By Amanda Dysart & Ariela Migdal, ACLU Women’s Rights Project
Today, the United States Court of Appeals for the Sixth Circuit hears oral argument in Davis v. Cintas, one of the first nationwide class action discrimination cases to be argued since the Supreme Court issued its decision in Wal-Mart Stores v. Dukes last June. The court will decide whether women around the country who applied to be sales representatives at Cintas — a company that rents uniforms and supplies to businesses — can bring a class action to challenge what they claim are Cintas’s discriminatory hiring practices.
The women point to the fact that more than 90 percent of the sales representatives hired during the years in question were men, as were more than 90 percent of the hiring managers. They also argue that managers at Cintas based their hiring on stereotypes — like evidence that the CEO acknowledged a “myth” at the company that women could not be sales representatives, and statements by managers that women could not handle the job and their husbands would not like them working mostly with men. But the trial court found that the women who were rejected for the position did not have enough in common to proceed as a class.
The stakes are high — not only for the thousands of women in the class, but for all workers who need to band together to use class actions to challenge discriminatory workplace practices. Under the rules governing class actions, a group of people challenging discrimination can be certified as a class if they have questions of law or fact in common. Class actions allow people whose individual cases might not be worth much to band together to challenge broad, systemic discriminatory practices. Class actions are especially important for challenging workplace discrimination, like the hiring discrimination in Cintas, because workers often point to a pattern of discriminatory decision making that might go undetected, or be hard to prove, in the context of an individual decision not to hire someone.

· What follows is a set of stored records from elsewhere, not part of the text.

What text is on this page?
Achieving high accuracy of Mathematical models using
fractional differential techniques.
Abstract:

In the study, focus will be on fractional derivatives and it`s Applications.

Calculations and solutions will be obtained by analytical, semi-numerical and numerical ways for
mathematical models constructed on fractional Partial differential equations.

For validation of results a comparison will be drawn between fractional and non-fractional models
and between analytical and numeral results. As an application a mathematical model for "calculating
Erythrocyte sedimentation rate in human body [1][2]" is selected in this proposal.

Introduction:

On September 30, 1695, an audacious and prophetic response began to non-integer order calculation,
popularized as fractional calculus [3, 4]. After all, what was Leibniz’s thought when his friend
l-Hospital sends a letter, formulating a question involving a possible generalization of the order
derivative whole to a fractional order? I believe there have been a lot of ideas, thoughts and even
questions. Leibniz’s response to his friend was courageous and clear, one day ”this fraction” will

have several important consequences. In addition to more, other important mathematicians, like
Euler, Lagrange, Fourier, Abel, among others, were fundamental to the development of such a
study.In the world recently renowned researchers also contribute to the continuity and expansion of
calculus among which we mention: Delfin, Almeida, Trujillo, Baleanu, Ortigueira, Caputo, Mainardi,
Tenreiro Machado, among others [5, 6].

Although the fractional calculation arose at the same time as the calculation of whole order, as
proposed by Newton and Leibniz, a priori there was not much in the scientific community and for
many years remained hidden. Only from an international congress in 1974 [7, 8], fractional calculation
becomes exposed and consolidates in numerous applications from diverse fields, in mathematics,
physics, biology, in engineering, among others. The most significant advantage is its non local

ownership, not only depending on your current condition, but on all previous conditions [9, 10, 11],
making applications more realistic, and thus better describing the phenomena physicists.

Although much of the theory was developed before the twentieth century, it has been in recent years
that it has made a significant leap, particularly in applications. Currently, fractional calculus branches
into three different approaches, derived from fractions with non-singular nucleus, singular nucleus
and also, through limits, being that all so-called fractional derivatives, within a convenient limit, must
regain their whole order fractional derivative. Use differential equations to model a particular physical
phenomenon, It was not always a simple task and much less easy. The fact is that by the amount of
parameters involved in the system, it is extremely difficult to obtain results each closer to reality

In Wal-Mart, women workers brought a class action claiming that Wal-Mart promoted men over women and paid men more, using subjective practices that allowed local managers to rely on gender stereotypes in making decisions — like the stereotype that men need larger salaries because they are working to support their families. The Supreme Court, however, held in a 5-4 decision that there was no evidence of a company-wide policy to discriminate, but only one that allowed managers to hire and promote based on their individual discretion. In the wake of the decision, the women of Wal-Mart continue to push their case in smaller lawsuits, but they were forced to divide and conquer.
Cintas is one the first cases to consider the effect of the Wal-Mart decision on women’s ability to challenge discriminatory practices as a group. The ACLU wrote an amicus brief, along with the ACLU of Michigan and the Impact Fund, arguing that a class action is often appropriate where employees are trying to show that discrimination was the company’s standard operating procedure. Without a way to band together as a class, women will bring fewer sex-based employment discrimination claims, and without the fear of legal repercussions, companies will continue to discriminate against women on the job.